Morry Taylor devient vendeur de roues et rachète, en 1983, avec un autre industriel une usine de roues mal en point cédée par Firestone, dans l’Illinois. Une opération brillante. Il la redresse en coupant dans le management et en virant les ouvriers syndiqués. L’entreprise n’a, depuis, cessé de grandir grâce au rachat d’usines de pneumatiques et de roues pour machines agricoles et véhicules de chantier dans différents pays. Titan International emploie aujourd’hui 3 600 personnes, et son chiffre d’affaires avoisine les 2 milliards de dollars. Avec des méthodes qui ne font pas dans la dentelle. Taylor a tout fait pour bloquer l’accès de ses usines aux inspecteurs du travail et a eu de violents affrontements avec les syndicats. En 1998, les employés des usines de l’Iowa et du Mississippi se mettent en grève. Ils protestent contre des horaires de travail qu’ils jugent trop durs. Taylor suggère qu’ils aillent trouver du boulot à Cuba, où ils se sentiraient mieux avec “les gauchistes, socialistes et communistes”, et les remplace par des employés non syndiqués.
En 1996, le patron devenu millionnaire décide de se présenter aux primaires républicaines. Il est inconnu du grand public et n’a aucune expérience politique. Autant dire aucune chance. Mais Morry Taylor ne doute de rien. “Avec Titan, vous ne pouvez pas vous tromper”, clame son site internet. Il bâtit sa campagne sur son expérience de self-made-man, de “patriote économique” qui va créer des emplois et gérer efficacement le pays. Son programme : virer un tiers des fonctionnaires les mieux payés pour équilibrer le budget, supprimer la retraite des élus, geler les retraites publiques, démanteler le fisc… Le ministère des Affaires étrangères ? “Qu’on le dynamite !” clame-t-il dans une interview au New York Times. Les forces de l’ordre ? “Qu’on rétablisse les coups de fouet !” “Je suis rentre-dedans, parce que je veux que le boulot soit fait”, lâche-t-il. “Les hommes politiques, ils veulent tous se faire aimer. Moi, je me moque que les gens m’aiment.” À sa décharge, il garde son franc-parler, même devant les électeurs. Il ose dire que c’est aux femmes, et pas à l’État, de décider si elles veulent avorter.
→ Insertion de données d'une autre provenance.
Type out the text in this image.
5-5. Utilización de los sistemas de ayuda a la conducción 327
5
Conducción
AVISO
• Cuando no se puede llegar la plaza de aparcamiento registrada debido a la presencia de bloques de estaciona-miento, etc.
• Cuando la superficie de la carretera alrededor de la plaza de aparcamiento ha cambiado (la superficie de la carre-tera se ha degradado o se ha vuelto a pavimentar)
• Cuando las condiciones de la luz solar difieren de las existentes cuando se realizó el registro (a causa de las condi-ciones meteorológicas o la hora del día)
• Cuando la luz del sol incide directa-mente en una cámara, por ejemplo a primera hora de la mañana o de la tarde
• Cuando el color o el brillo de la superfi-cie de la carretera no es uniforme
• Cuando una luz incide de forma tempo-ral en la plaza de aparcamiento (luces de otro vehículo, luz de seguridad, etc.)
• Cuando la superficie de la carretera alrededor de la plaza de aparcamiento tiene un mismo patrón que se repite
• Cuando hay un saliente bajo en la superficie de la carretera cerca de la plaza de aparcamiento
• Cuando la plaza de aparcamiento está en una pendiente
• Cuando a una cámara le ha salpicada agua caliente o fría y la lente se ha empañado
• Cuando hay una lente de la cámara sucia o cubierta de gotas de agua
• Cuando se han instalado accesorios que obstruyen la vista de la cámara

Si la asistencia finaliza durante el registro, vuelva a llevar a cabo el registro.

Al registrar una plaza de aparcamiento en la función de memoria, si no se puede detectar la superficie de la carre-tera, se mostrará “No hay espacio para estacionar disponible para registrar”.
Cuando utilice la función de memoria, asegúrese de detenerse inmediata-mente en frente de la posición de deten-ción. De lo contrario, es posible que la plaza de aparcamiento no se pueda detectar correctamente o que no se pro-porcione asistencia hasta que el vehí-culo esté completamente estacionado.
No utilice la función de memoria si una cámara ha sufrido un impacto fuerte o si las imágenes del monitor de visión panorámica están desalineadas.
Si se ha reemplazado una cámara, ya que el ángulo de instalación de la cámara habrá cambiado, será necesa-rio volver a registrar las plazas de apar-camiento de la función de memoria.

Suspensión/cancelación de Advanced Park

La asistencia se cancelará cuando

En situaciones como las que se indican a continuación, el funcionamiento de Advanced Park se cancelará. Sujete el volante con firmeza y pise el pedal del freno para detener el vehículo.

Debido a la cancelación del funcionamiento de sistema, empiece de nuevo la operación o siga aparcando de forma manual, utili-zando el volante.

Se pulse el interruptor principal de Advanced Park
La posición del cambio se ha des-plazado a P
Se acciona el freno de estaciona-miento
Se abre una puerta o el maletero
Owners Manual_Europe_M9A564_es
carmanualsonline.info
Sacrilège pour les conservateurs. Il distribue lors des meetings électoraux 25 000 dollars en organisant des loteries. Au final, il se retire de la course. Il a dépensé 6,5 millions de sa fortune, mais n’a finalement remporté que 1 % des voix.
Nombreuses têtes de Turc
Arnaud Montebourg peut se consoler. Taylor a toutes sortes de têtes de Turc. Il a co-écrit un livre intitulé “Tuer tous les avocats et autres moyens de réparer le gouvernement”. En 2010, il achète une page entière de journal pour donner des conseils à Barack Obama et aux démocrates, qu’il déteste. Pour réduire le déficit, il faut, dit-il, supprimer les congés maladie, le ministère de l’Éducation, le ministère des Affaires étrangères, car on n’a pas besoin d’ambassadeurs, baisser les impôts sur les entreprises et établir des tarifs protectionnistes, et enfin que le Congrès ne siège qu’une fois par mois, ce qui obligerait les élus à passer plus de temps dans leur circonscription et “leur ouvrirait un peu l’esprit”.
En revanche, il a abandonné sa croisade pour acheter du pneu “Made in America”. En 1996, dans une de ses pubs de campagne, il disait : “Mettre un pneu Michelin sur un tracteur américain, c’est comme mettre un béret sur la tête d’un cow-boy. Mettre un pneu japonais Firestone sur un tracteur américain, c’est comme faire porter un kimono à un agriculteur.” Et pour cause : il est en train de négocier le rachat d’une entreprise de roues en Inde, qui compte exporter vers l’Amérique.
On n’a pas fini d’entendre parler de Maurice Taylor. Il avait prévenu que si le président Barack Obama gagnait, il se représenterait à l’élection présidentielle de 2016, “parce que quelqu’un va devoir nettoyer cette pétaudière et ça va être une sacrée pétaudière dans quatre ans s’il est au pouvoir”.